Sunday, August 29, 2004

*Another day in the saddle at rehearsal for "For the Love of Freedom". I'm getting a 'little' less nervous these days, but I am still freaked at the notion of not being ready to perform. The thing is that I'm covering 3 different roles and two of the actors are usually at rehearsal and one of them is rarely there. I end up rehearsing as that character and am so consumed with that that it's difficult to keep up with the other characters that I'm covering too.

I'm starting to get to know more of the cast members as well. They are a really talented bunch and I am honored to be a part of this production. For some reason it feels really "East Coast" to me, what ever that means. I don't just kinda safe.

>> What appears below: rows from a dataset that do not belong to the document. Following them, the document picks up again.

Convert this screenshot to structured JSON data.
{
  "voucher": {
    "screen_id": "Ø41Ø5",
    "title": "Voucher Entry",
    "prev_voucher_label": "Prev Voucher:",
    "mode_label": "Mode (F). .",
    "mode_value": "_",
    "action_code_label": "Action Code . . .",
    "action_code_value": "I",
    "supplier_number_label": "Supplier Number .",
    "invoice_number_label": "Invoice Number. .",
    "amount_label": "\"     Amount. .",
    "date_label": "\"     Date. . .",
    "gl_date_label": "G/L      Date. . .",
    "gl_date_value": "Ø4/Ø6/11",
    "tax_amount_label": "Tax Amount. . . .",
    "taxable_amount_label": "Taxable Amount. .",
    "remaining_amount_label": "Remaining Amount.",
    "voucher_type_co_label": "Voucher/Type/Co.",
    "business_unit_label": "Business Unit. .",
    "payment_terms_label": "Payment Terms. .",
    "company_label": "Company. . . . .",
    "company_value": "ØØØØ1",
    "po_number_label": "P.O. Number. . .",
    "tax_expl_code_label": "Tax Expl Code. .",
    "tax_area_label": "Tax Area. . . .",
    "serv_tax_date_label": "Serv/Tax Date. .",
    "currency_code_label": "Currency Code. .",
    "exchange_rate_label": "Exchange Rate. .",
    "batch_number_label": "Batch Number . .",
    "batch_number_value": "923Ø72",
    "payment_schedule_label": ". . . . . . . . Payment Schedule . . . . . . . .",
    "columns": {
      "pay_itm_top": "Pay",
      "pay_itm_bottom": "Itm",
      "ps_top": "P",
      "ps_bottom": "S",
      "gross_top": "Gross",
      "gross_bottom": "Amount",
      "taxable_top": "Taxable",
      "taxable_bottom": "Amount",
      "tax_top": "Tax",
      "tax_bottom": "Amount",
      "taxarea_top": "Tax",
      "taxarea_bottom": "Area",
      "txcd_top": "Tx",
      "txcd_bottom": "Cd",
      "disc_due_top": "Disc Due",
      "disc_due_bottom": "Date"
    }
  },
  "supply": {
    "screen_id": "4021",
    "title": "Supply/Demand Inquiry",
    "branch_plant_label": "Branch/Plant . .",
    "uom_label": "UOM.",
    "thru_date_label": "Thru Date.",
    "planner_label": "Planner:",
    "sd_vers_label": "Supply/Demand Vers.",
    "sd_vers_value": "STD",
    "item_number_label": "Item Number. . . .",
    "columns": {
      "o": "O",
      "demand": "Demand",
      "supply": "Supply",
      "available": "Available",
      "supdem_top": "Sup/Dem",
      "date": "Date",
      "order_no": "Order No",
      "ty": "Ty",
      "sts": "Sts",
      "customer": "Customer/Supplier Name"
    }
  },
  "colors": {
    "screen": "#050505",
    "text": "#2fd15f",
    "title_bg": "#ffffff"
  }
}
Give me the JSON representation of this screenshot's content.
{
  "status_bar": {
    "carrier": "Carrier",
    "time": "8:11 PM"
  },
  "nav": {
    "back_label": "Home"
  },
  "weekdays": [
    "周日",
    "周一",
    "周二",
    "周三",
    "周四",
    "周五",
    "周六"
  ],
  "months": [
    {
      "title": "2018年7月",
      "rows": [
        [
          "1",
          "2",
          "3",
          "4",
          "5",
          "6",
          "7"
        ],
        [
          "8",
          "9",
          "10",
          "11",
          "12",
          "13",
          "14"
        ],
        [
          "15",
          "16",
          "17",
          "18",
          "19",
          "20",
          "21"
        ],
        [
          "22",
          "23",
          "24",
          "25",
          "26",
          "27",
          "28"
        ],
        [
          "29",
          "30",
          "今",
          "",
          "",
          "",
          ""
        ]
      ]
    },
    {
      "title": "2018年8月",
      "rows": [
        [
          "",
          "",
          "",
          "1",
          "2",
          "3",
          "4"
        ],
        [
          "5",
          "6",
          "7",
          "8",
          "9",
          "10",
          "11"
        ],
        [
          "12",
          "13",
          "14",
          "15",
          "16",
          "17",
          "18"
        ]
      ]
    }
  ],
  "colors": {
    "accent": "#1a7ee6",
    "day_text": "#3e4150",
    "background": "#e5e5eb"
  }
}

Also, often times there are other actors who aren't in attendance for various reasons so I sometimes end up reading those roles too. It's funny because I'm torn between being the actor who is always available to fill-in and the guy who just wants to blend in and kinda be invisible. I just don't want to get in too far over my head. My instinct is to "be there, be there, be there" and my head says "be careful, are you sure you can handle this?" It may just be fear of the unknown. Thus far, my instinct has won out and I haven't failed to step up to the plate to help when I can. The director sees that I am always close by and seems to really appreciate it.

I'm sure many actors have done much, much more. I'm trying to change the way I do some things in my life these days. This is perfect, it wrecks my confidence at times, but perfect.

Something that's really interesting for me with this experience is watching the director and thinking of my father. I can't pinpoint it just yet, but something is going on. It's like he says things that I "think" my father would say and even says them the way i "think" he would say them. Sometimes I could close my eyes and think I'm hearing my father. The is shit that has never happened to me before. It's either really right or really wrong.

Admittedly, I almost didn't even go to the meeting with Ben, but a friend told me I "had" to go. Even as I drove there and parked I was reluctant, but she was like a bird on my shoulder that kept me on the straight and narrow. I gave up the control that I usually have and went for it. I am thankful to both of them for this experience thus far.